Он говорит Гавриилу совсем другое:
— Здесь. Я очистил полотно паволоки уже долгое время назад. Теперь там иное изображение.
Нет смысла прятать, скрывать дальше. Харон делает пару шагов в сторону, к скоплению пыльных драпировок и, отводя их в сторону, являет его взору холст. Гавриил несдержан: он не подходит, не подлетает даже, — телепортируется с тихим пространственным хлопком и смотрит-смотрит-смотрит, но подложки не видно. И не будет. Раствор с главным компонентом из желудочной кислоты Левиафана не оставил там даже грубого наброска, заставил сгинуть краску вместе с паволокой полностью. Паромщик ведёт большим пальцем по косточке на запястье. Выбеленной, разрушенной.
Гавриил, наконец, распрямляет плечи, легко отталкивается от пола, эфирно взмывая в воздух.
Он спокойно, но не без странной тени в голосе говорит:
— Она неверна.
Харон с тихим хрустом шейных позвонков склоняет голову к плечу, пока критично изучает последнюю работу. Неправда. Гавриил сам ошибается. Светотень, анатомия тел, порядок работы, всё верно. Всё, как он смог. Всё, на что были способны тогда только разъеденные кислотой руки.

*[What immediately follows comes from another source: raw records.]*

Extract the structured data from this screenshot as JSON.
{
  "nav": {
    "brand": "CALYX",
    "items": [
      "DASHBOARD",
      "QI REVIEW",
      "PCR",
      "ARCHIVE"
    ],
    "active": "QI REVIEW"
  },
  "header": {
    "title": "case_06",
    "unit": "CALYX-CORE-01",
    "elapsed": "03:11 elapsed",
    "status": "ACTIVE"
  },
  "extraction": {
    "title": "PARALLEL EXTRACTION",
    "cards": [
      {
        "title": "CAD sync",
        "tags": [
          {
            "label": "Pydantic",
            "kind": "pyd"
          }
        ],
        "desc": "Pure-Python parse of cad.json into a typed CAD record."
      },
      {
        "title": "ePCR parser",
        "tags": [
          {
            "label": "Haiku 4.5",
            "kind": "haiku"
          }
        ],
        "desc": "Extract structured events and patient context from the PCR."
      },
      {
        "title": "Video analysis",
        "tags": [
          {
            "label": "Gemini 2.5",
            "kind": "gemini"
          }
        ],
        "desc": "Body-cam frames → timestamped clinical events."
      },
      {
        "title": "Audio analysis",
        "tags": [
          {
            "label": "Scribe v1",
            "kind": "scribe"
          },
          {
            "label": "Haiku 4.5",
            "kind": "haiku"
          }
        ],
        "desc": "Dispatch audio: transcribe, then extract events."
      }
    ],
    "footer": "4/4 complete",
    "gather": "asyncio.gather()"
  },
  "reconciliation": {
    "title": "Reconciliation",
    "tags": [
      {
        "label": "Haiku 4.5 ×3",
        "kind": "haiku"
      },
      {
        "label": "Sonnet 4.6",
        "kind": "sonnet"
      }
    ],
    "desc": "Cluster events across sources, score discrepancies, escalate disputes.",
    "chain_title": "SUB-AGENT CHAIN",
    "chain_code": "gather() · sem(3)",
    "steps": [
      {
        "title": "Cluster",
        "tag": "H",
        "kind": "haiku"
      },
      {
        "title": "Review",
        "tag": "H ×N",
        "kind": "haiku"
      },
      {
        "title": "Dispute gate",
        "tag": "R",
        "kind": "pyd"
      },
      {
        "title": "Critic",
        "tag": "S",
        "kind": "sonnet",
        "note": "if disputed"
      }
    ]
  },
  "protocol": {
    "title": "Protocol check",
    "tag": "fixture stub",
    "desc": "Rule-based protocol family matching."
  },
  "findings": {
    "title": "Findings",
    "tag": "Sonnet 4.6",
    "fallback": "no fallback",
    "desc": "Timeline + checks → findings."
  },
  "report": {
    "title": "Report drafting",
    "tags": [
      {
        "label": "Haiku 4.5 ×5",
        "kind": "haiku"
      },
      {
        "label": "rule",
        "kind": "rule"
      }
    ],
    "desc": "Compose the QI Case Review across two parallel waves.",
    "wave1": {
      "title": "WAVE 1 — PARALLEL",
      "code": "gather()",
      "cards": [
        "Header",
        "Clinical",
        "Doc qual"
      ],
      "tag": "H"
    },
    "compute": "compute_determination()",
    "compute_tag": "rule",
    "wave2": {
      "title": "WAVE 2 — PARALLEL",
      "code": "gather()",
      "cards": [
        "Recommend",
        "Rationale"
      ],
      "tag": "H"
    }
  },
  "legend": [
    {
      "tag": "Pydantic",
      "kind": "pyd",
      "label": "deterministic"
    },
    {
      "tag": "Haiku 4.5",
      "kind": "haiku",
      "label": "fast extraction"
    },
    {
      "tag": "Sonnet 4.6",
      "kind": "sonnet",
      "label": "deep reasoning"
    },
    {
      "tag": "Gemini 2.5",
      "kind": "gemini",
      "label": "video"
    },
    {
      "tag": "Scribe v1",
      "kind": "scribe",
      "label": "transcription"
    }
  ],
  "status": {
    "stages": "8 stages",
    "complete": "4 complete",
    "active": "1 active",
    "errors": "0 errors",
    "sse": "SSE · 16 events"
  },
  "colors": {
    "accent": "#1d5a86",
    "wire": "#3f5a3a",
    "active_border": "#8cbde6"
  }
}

Но Паромщик всё равно, конечно, уточняет:
— Почему, мой Свет?
Гавриил протягивает некрепкий кулак к полотну, с усилием шевельнув пальцем для соприкосновения с конкретной деталью холста, где реберная клетка Короля Похоти пронзена крестообразным копьём. Вторая пятерня его хватает крепче натянутую на топфхельм ткань, перебирает кружевной край в пальцах, и, наконец, становится понятно: всё это время подарок был архангелу не прикрытием вовсе. Траурной вуалью. Жестом нескончаемого горя. Скорбь не утихала в нём ни минуты. Ни в одном из храмов, где искал он прощения не у Бога. Ни в одну из ночей, проведённых бок о бок в каюте.
Если бы Гавриил не бежал после приведённого в исполнение приговора от Совета, то был бы первым задавленным на площади плакальщиком подле трупа Короля.
Оттого архангел ни разу не шелохнулся, даже когда костлявые пальцы невзначай касались его по внутренней стороне мощного бедра. Он никогда не отводил лядвею, но и не смежал. Ему было не неприятно — равнодушно. Никак. Ещё хуже.
Эхо двоящегося ангельского голоса вторит мыслям Паромщика:
— Я обезглавил его Справедливостью, но не пронзал Копьём Лонгина. Его последние мгновения навсегда пред моими глазами. Они были коротки, почти безболезненны, совсем не столь жестоки, как в книгах грешников.
Гавриил никогда не слышал молитв Паромщика. Длань Божья стал абсолютно глух после предсмертного вздоха Короля Миноса.
Он напрасно калечил свои руки, старался откупить чужую душу от наказания. Тридцать оболов — вот и вся грош цена его. Что тогда, что теперь.